La via dedicata a Biagio Conte nasce in un quartiere difficile, segnato da marginalità, disagio sociale e violenza quotidiana. Non è perciò una collocazione casuale. È qui che Biagio Conte ha scelto di stare. È qui che la sua presenza ha avuto senso. E oggi quella strada diventa un segno visibile che interroga il territorio e chi lo attraversa ogni giorno.
“Quando si arriva in questa via si ha sicuramente una dimensione profonda, perché la missione nasce in zone difficili, zone dove anche a volte la violenza è l’elemento predominante. Io ricordo che appunto qua fuori una discussione tra uno zio e un nipote sulla vendita del ferro è finito che lo zio non si è messo d’accordo col prezzo contenuto e ammazzato qua proprio davanti in questa via in questa via anni fa. Quindi in realtà abbiamo questa via che è una speranza di cambiare e mettersi sulla strada del Vangelo”.
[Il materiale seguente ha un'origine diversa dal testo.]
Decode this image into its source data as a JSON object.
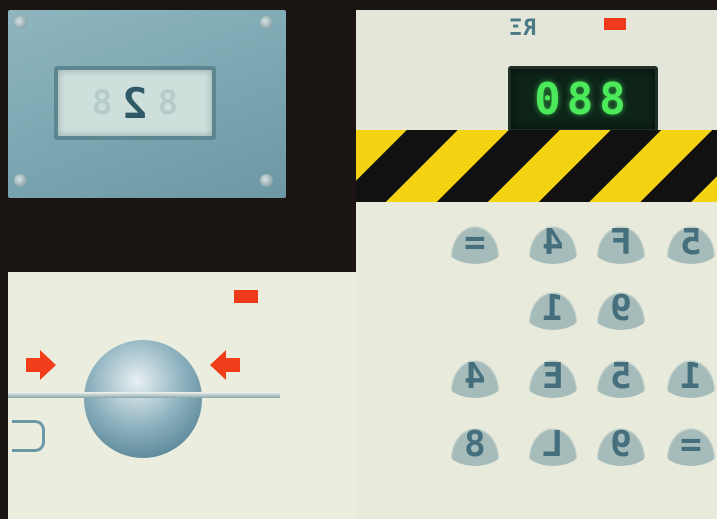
{
  "top_left_display": {
    "digit": "2",
    "ghost_digits": [
      "8",
      "8",
      "8"
    ]
  },
  "code_panel": {
    "label": "RΞ",
    "display_value": "088"
  },
  "keypad": {
    "keys": [
      {
        "label": "="
      },
      {
        "label": "4"
      },
      {
        "label": "F"
      },
      {
        "label": "5"
      },
      {
        "label": "1"
      },
      {
        "label": "9"
      },
      {
        "label": "4"
      },
      {
        "label": "E"
      },
      {
        "label": "5"
      },
      {
        "label": "1"
      },
      {
        "label": "8"
      },
      {
        "label": "L"
      },
      {
        "label": "9"
      },
      {
        "label": "="
      }
    ]
  },
  "colors": {
    "hazard_yellow": "#f3d312",
    "lcd_green": "#4cea5a",
    "indicator_red": "#f03a1c"
  }
}
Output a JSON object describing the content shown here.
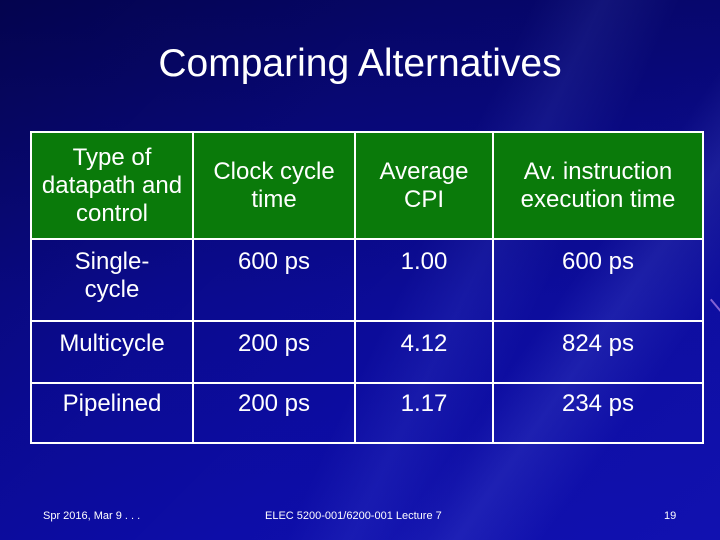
{
  "slide": {
    "title": "Comparing Alternatives",
    "background_color": "#0a0a8c",
    "header_color": "#0a7a0a"
  },
  "table": {
    "headers": [
      "Type of datapath and control",
      "Clock cycle time",
      "Average CPI",
      "Av. instruction execution time"
    ],
    "rows": [
      [
        "Single-cycle",
        "600 ps",
        "1.00",
        "600 ps"
      ],
      [
        "Multicycle",
        "200 ps",
        "4.12",
        "824 ps"
      ],
      [
        "Pipelined",
        "200 ps",
        "1.17",
        "234 ps"
      ]
    ]
  },
  "footer": {
    "date": "Spr 2016, Mar 9 . . .",
    "course": "ELEC 5200-001/6200-001 Lecture 7",
    "page_number": "19"
  }
}
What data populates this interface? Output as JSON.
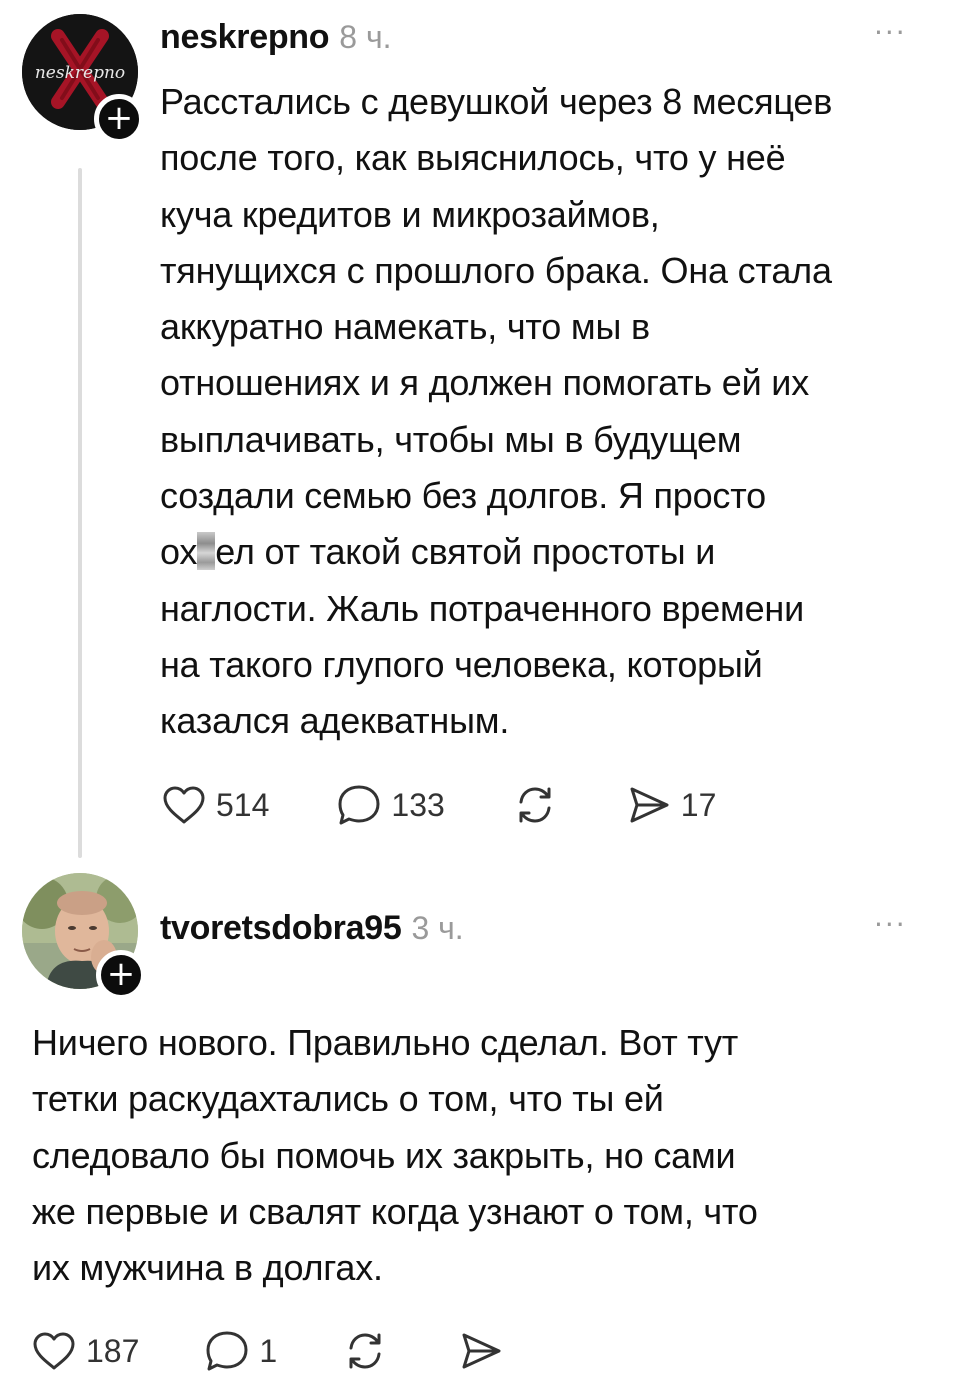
{
  "posts": [
    {
      "username": "neskrepno",
      "avatar_label": "neskrepno",
      "time": "8 ч.",
      "more_icon": "···",
      "follow_icon": "+",
      "text_before_censor": "Расстались с девушкой через 8 месяцев\nпосле того, как выяснилось, что у неё\nкуча кредитов и микрозаймов,\nтянущихся с прошлого брака. Она стала\nаккуратно намекать, что мы в\nотношениях и я должен помогать ей их\nвыплачивать, чтобы мы в будущем\nсоздали семью без долгов. Я просто\nох",
      "text_after_censor": "ел от такой святой простоты и\nнаглости. Жаль потраченного времени\nна такого глупого человека, который\nказался адекватным.",
      "likes": "514",
      "comments": "133",
      "shares": "17"
    },
    {
      "username": "tvoretsdobra95",
      "time": "3 ч.",
      "more_icon": "···",
      "follow_icon": "+",
      "text": "Ничего нового. Правильно сделал. Вот тут\nтетки раскудахтались о том, что ты ей\nследовало бы помочь их закрыть, но сами\nже первые и свалят когда узнают о том, что\nих мужчина в долгах.",
      "likes": "187",
      "comments": "1"
    }
  ],
  "icons": [
    "heart-icon",
    "comment-icon",
    "repost-icon",
    "share-icon",
    "more-icon",
    "plus-icon"
  ],
  "colors": {
    "text": "#111111",
    "muted": "#9a9a9a",
    "thread_line": "#dcdcdc",
    "avatar_dark": "#121212",
    "accent_red": "#c0152a"
  }
}
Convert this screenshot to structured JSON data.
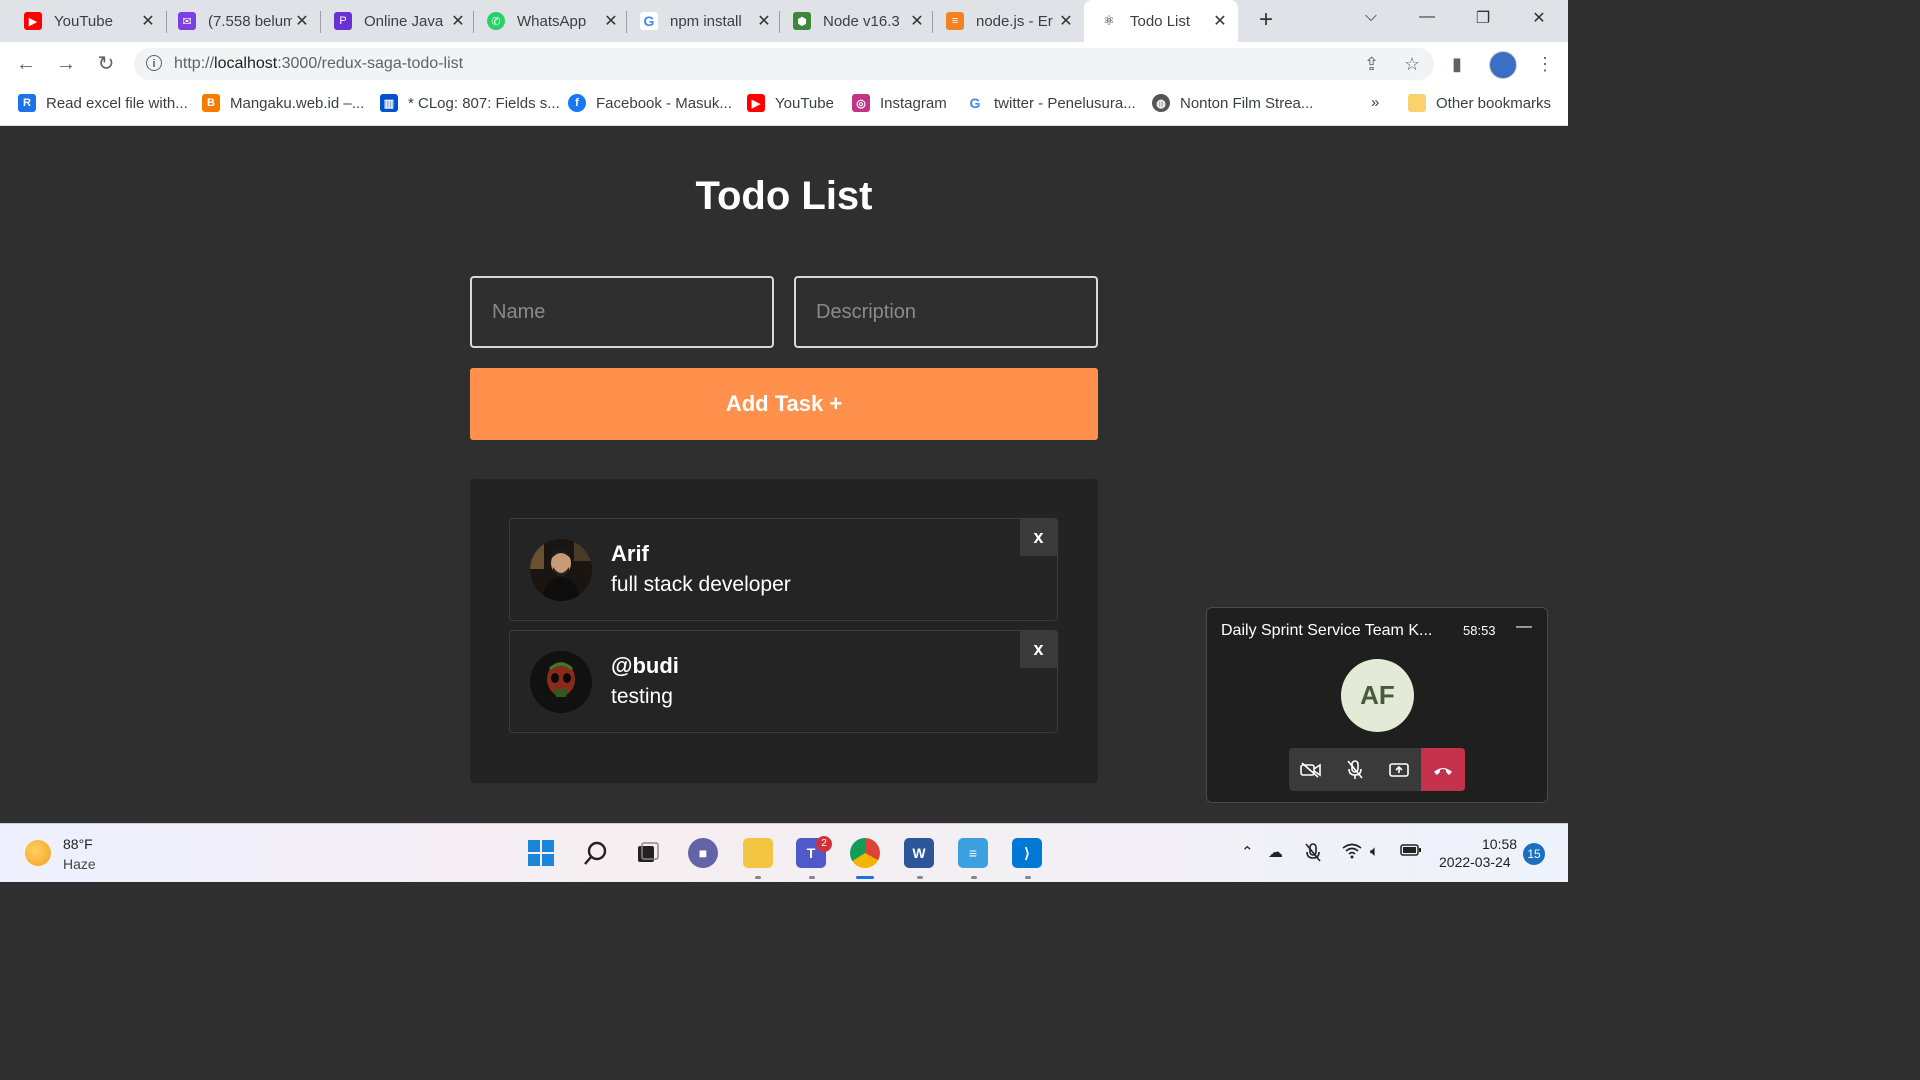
{
  "browser": {
    "tabs": [
      {
        "title": "YouTube",
        "icon": "youtube-icon",
        "color": "#ff0000"
      },
      {
        "title": "(7.558 belum",
        "icon": "mail-icon",
        "color": "#7b3fe4"
      },
      {
        "title": "Online Java",
        "icon": "code-icon",
        "color": "#6b2fd6"
      },
      {
        "title": "WhatsApp",
        "icon": "whatsapp-icon",
        "color": "#25d366"
      },
      {
        "title": "npm install",
        "icon": "google-icon",
        "color": "#4285f4"
      },
      {
        "title": "Node v16.3",
        "icon": "nodejs-icon",
        "color": "#3c873a"
      },
      {
        "title": "node.js - Er",
        "icon": "stackoverflow-icon",
        "color": "#f48024"
      },
      {
        "title": "Todo List",
        "icon": "react-icon",
        "color": "#222222"
      }
    ],
    "address": {
      "scheme": "http://",
      "host": "localhost",
      "path": ":3000/redux-saga-todo-list"
    },
    "bookmarks": [
      {
        "label": "Read excel file with...",
        "color": "#1a73e8"
      },
      {
        "label": "Mangaku.web.id –...",
        "color": "#f57c00"
      },
      {
        "label": "* CLog: 807: Fields s...",
        "color": "#0052cc"
      },
      {
        "label": "Facebook - Masuk...",
        "color": "#1877f2"
      },
      {
        "label": "YouTube",
        "color": "#ff0000"
      },
      {
        "label": "Instagram",
        "color": "#c13584"
      },
      {
        "label": "twitter - Penelusura...",
        "color": "#4285f4"
      },
      {
        "label": "Nonton Film Strea...",
        "color": "#555555"
      }
    ],
    "overflow": "»",
    "other_bookmarks": "Other bookmarks"
  },
  "app": {
    "title": "Todo List",
    "name_placeholder": "Name",
    "description_placeholder": "Description",
    "add_button": "Add Task +",
    "accent_color": "#ff914d",
    "tasks": [
      {
        "name": "Arif",
        "description": "full stack developer",
        "delete": "x"
      },
      {
        "name": "@budi",
        "description": "testing",
        "delete": "x"
      }
    ]
  },
  "call": {
    "title": "Daily Sprint Service Team K...",
    "duration": "58:53",
    "initials": "AF",
    "end_color": "#c4314b"
  },
  "taskbar": {
    "temperature": "88°F",
    "condition": "Haze",
    "teams_badge": "2",
    "time": "10:58",
    "date": "2022-03-24",
    "notifications": "15"
  }
}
Ma chi era davvero Biagio Conte? Non apparteneva a una sola parte della società, era dei poveri, ma parlava anche ricchi, accoglieva gli ultimi, ma richiamava tutti alla responsabilità In un tempo segnato da nuove povertà e da un impoverimento che non è solo economico. La sua figura diventa una chiave per leggere il presente e immaginare il.
“Fratello Biagio è stato un uomo di tutti. Lui ha accolto tutti e quando li ha fatti digiuni, preghiere per strada, è stato vicino anche non solo a tutta la popolazione, ma anche ai politici, ai giornalisti, a tutti”.
Una strada intitolata a Biagio Conte non è un punto d’arrivo, è un inizio, è un invito quotidiano a camminare. Come ha fatto lui a scegliere l’essenziale, a non voltarsi più dall’altra parte. Perché il messaggio è forte. Il viaggio non chiede commemorazioni, ma scelte e gesti concreti e continua a camminare con noi ogni giorno nelle strade di Palermo.